Nonthermal pathways to ultrafast control in quantum materials
By Simon Gerber, PSI
Based on article published in Reviews of Modern Physics
An international team with participation of the Paul Scherrer Institute (PSI) reviews how light can fundamentally change the properties of solids and how these effects can be used for future applications. The team summarises the progress in this field, which is based among other techniques on experiments that can also be carried out at the Swiss X-ray free-electron laser SwissFEL, in the journal Reviews of Modern Physics.
Simon Gerber from PSI and his colleagues review the recent progress in utilizing ultrafast light-matter interaction to control the macroscopic properties of quantum materials.

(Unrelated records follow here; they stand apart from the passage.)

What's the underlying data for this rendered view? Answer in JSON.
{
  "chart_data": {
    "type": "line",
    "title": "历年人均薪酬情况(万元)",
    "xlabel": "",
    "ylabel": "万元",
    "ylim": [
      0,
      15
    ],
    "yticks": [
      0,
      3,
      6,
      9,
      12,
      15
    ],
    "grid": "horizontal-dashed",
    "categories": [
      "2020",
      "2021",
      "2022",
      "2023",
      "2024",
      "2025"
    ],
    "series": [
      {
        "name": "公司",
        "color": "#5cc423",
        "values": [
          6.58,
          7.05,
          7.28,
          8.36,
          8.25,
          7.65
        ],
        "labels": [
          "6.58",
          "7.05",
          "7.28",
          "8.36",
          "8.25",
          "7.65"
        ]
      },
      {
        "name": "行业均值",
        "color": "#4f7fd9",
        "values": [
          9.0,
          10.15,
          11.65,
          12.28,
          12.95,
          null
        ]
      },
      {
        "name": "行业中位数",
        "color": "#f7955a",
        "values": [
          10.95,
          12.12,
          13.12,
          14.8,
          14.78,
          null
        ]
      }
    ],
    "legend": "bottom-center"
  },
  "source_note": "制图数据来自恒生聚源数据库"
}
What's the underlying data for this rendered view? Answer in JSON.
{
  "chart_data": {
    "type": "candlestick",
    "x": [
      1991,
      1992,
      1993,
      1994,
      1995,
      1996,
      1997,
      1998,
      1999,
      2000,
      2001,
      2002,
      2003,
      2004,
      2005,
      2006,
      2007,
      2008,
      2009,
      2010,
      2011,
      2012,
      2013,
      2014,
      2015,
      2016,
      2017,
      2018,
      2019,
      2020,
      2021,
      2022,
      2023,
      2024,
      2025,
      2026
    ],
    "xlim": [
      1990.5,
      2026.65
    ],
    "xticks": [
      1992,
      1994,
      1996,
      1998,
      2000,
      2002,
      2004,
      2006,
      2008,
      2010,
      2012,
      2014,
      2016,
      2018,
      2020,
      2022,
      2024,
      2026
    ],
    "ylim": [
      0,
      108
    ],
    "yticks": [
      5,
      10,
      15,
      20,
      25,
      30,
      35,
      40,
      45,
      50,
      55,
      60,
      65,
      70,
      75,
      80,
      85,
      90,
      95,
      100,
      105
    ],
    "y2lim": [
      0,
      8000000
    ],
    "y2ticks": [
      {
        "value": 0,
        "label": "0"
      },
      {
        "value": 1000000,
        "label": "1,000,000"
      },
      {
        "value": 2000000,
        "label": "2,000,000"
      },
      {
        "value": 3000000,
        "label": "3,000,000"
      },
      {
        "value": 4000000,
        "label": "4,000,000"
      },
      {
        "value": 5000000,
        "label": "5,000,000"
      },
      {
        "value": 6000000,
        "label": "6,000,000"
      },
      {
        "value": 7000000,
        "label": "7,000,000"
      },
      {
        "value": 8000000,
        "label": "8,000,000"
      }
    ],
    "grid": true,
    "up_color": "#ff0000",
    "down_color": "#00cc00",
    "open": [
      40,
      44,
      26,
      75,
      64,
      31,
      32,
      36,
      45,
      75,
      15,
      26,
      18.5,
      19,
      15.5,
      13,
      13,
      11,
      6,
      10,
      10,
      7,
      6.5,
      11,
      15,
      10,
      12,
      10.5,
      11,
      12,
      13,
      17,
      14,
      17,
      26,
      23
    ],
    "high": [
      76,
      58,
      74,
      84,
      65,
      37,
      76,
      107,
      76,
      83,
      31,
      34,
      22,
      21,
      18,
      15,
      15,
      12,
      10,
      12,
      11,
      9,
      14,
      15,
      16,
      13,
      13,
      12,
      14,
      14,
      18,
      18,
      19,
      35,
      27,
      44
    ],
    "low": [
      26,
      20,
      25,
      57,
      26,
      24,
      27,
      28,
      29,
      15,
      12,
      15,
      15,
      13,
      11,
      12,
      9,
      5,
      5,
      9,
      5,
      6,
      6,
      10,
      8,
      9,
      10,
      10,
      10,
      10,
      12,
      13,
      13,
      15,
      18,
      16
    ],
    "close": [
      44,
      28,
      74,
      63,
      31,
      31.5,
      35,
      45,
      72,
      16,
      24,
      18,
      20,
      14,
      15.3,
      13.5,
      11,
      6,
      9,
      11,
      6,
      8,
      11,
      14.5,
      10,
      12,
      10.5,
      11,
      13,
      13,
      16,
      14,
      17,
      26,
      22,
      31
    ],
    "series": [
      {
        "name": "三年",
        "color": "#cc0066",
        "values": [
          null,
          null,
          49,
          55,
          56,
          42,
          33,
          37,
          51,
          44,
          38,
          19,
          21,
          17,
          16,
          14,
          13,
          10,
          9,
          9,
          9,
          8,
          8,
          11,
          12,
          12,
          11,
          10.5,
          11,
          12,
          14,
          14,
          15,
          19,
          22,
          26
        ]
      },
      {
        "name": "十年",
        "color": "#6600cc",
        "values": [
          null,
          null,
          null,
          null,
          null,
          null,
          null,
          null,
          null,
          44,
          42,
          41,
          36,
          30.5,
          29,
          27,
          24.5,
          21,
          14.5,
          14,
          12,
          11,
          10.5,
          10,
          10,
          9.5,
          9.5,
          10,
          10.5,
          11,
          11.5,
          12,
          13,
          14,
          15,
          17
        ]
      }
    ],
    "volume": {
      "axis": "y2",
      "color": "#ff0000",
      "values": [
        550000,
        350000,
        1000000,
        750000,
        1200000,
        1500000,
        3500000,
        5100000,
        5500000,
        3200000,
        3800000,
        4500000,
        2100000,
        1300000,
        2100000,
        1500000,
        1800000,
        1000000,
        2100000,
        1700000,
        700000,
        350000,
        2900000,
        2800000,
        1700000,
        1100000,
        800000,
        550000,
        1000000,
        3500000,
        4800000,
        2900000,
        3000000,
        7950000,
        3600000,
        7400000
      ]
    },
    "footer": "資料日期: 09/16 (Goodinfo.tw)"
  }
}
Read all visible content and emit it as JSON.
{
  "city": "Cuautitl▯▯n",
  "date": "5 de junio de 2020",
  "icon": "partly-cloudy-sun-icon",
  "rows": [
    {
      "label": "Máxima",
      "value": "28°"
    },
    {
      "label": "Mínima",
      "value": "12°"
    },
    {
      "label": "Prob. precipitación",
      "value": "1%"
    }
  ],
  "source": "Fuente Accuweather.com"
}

An emphasis is placed on photoinduced phenomena that do not result from ultrafast heating effects but rather emerge from microscopic processes that are inherently nonthermal in nature. On the one hand, many of these processes can be described as transient modifications to the free energy landscape resulting from the redistribution of quasiparticle populations, the dynamical modification of coupling strengths, and the resonant driving of the crystal lattice. On the other hand, different pathways result from the coherent dressing of a material’s quantum states by the light field. The team reviews a selection of recently discovered effects leveraging these mechanisms, including the technological advances that led to their discovery, and presents a road map for how the field can harness these nonthermal pathways to create new functionalities.